I came to this book fresh after reading Cormac McCarthy’s dark and moving novel, The Road. The two novels share a remarkable amount in terms of story and theme. One can only wonder if the two were aware that they were writing such similar stories at the same time. Someone, somewhere, should see if the two would review the other’s novel.
Ultimately, the two books are very different in how they treat their material and the differences favor Crace. McCarthy’s book felt like an elegy. Crace’s book is marked by humor and compassion. It offers pertinent reflections and ideas. It offers hope.
June 4th, 2007
Jim - South Madison
I turned to SPY The Funny Years, a history of the satire
magazine SPY, just to glance at it and kill a little time. I ended up reading this coffee-table tome from cover to cover.
SPY magazine was a particular favorite of mine during its heyday in the late eighties. It rightfully prided itself on being a literate, smart, funny, take-no-prisoners satire/investigative magazine with a penchant for pranks. It was celebrity obsessed, New York focused, information packed, from time to time obsessively fascinated by minor figures and minutae, but in the end, it usually offered a sharp-eyed perspective on social trends and mores. No social sphere was exempt from SPY’s gaze; publishing, academic, art world, and political elites all took a riddling.
According to one of SPY’s founding editors, Graydon Carter (now chief editor at Vanity Fair), SPY was intended as a cross between the very early New Yorker and National Lampoon (the original home of SPY’s other founding editor, Kurt Anderson). It was unique in that it was a humor magazine that meant to be more than just funny; it made news, and as with all great satire, fostered introspection.

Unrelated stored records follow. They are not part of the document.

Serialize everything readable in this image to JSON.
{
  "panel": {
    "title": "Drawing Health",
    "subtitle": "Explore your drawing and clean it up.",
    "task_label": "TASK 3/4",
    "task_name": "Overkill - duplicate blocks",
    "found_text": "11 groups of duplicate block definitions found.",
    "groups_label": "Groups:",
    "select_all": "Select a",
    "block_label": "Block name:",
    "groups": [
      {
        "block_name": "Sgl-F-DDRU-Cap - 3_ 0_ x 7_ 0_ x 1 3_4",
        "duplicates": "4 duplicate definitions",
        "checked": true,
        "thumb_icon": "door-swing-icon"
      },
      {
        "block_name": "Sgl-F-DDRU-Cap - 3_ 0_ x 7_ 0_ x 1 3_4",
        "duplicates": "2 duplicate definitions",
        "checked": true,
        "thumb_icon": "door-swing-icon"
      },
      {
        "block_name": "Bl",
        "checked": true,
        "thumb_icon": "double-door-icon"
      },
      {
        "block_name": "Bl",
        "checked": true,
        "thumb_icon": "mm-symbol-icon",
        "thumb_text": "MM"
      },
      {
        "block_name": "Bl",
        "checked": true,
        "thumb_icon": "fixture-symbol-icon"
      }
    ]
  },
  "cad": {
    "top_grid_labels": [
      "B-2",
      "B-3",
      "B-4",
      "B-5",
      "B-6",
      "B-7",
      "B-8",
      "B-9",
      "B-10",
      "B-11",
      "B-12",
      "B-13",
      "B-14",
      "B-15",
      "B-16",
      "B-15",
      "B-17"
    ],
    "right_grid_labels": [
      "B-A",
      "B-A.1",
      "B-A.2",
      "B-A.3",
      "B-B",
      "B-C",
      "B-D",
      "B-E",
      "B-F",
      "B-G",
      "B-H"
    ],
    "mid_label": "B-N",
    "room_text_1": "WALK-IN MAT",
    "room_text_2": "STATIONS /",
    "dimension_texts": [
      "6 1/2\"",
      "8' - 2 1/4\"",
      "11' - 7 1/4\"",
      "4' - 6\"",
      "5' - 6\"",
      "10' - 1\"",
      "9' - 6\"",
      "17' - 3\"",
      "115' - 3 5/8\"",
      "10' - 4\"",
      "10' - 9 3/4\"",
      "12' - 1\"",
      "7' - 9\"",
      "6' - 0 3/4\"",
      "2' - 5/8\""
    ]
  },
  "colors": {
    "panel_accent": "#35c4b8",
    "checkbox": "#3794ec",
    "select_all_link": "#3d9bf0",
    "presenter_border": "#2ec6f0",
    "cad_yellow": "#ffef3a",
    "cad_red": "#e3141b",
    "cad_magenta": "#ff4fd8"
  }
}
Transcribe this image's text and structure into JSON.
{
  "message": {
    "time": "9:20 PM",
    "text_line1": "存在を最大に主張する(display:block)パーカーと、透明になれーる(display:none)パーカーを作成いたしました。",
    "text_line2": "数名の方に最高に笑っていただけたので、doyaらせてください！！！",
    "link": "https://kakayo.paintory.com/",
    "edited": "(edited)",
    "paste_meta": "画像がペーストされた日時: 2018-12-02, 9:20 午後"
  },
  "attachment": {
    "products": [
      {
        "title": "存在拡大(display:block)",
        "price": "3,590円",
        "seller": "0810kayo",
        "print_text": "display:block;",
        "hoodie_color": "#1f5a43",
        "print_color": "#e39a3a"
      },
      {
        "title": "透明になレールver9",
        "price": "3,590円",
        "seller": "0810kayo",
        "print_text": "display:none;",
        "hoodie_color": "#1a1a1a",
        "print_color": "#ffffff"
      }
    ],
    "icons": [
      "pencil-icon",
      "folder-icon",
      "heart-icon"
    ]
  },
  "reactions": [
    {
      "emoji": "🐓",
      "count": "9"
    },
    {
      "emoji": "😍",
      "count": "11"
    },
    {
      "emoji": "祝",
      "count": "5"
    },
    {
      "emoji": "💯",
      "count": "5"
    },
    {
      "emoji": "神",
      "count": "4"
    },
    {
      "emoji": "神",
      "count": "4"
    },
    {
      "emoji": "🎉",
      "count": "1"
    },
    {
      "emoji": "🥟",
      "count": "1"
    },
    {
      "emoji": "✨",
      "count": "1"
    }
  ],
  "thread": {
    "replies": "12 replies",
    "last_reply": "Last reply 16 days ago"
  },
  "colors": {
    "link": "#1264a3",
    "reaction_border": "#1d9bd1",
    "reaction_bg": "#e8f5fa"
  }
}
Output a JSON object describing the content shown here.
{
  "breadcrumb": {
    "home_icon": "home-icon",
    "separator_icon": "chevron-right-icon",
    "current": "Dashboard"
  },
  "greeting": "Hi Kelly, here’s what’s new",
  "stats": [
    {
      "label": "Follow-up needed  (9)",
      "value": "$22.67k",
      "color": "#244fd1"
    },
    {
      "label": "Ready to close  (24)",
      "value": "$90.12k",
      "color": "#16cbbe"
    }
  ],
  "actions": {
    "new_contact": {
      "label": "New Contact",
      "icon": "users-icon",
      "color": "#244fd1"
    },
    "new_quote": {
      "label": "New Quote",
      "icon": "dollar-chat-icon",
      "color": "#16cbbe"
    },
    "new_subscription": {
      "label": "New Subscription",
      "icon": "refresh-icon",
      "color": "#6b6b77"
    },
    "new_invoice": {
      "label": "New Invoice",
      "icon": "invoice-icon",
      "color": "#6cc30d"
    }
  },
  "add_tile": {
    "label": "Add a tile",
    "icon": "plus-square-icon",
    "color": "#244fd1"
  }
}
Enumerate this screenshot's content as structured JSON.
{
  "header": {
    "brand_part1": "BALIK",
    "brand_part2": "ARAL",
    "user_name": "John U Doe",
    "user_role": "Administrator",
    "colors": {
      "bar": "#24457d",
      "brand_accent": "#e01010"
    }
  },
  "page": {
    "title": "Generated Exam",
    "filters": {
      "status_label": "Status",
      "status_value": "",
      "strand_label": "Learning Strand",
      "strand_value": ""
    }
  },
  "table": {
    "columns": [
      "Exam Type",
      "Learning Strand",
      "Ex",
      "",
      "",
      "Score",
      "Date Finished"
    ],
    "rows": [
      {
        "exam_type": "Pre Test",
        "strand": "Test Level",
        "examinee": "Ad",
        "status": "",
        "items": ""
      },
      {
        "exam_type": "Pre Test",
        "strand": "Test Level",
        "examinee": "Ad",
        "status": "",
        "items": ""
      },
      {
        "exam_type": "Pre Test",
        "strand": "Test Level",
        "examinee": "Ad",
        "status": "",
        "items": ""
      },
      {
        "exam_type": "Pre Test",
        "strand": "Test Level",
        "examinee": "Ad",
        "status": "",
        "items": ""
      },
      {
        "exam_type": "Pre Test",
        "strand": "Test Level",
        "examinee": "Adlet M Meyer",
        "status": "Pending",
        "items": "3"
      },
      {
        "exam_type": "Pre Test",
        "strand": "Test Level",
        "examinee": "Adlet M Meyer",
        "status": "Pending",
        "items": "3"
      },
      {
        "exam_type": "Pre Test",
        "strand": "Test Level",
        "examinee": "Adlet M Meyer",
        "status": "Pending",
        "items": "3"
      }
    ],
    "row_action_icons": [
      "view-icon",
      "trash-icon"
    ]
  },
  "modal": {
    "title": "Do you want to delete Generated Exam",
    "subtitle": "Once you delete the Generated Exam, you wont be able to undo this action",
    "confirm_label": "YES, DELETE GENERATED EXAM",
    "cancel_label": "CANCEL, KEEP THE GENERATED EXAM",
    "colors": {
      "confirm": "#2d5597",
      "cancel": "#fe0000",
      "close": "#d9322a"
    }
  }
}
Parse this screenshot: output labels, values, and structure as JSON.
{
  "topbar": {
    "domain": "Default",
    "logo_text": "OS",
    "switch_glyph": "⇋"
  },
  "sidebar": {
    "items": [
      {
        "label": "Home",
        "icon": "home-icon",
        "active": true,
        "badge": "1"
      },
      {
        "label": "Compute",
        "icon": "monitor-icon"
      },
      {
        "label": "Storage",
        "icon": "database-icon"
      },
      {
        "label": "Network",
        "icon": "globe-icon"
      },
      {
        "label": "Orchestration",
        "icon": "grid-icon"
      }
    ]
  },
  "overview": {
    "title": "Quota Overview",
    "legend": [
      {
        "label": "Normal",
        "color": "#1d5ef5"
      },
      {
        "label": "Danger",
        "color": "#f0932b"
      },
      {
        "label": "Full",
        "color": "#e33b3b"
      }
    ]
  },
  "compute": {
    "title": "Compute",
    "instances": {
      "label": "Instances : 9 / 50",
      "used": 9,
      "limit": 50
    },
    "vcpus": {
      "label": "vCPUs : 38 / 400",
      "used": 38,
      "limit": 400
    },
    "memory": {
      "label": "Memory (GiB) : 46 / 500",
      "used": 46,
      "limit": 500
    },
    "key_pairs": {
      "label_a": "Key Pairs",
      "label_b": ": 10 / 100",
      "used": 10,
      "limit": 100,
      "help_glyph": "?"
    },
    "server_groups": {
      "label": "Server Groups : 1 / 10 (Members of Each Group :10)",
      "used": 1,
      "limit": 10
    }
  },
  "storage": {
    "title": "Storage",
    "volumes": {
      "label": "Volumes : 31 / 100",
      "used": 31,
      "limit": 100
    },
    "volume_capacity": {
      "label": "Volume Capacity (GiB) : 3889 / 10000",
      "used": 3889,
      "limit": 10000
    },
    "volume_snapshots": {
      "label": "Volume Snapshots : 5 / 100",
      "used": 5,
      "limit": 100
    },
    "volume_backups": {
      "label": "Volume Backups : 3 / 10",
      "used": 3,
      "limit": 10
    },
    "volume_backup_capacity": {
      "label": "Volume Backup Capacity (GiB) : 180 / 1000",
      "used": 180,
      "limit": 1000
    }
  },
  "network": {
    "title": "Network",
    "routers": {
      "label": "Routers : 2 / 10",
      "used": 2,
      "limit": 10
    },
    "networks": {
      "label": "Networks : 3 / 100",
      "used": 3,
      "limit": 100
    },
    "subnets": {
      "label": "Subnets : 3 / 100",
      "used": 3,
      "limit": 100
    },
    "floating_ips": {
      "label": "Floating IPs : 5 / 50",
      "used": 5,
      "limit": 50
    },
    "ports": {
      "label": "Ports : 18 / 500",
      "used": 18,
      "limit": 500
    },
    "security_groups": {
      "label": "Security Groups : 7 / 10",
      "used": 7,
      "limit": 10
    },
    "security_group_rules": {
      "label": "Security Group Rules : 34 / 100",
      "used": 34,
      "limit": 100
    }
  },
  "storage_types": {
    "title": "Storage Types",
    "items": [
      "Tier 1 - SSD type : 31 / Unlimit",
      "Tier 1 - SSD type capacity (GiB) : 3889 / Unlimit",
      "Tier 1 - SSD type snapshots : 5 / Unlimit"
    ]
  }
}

I turned to this history in hopes of finding fondly remembered articles and comics from the magazine. There is a great deal of original material from the magazine interwoven throughout the book. However, as the title indicates, this truly is a history of the magazine as opposed to an anthology. There needs to be an anthology. It is the original material from the magazine that really make this book worth checking out.
However, the history offered here is fairly engaging and sadly instructive. Written by longtime SPY writer George Kalogerakis, it is funny, self-obsessed and self-mocking, and fascinated with absurdity in the style that marked much of the magazine’s articles. It provides an interesting look into the world of magazine publishing in America.
Largely financed by a bevy of relatively small investors, in its early years SPY had remarkable editorial independence. Kalogerakis’ history is a sad one telling of how time and financial necessities gradually robbed it of much of this independence and much of the satiric spirit that distinguished the magazine at the outset.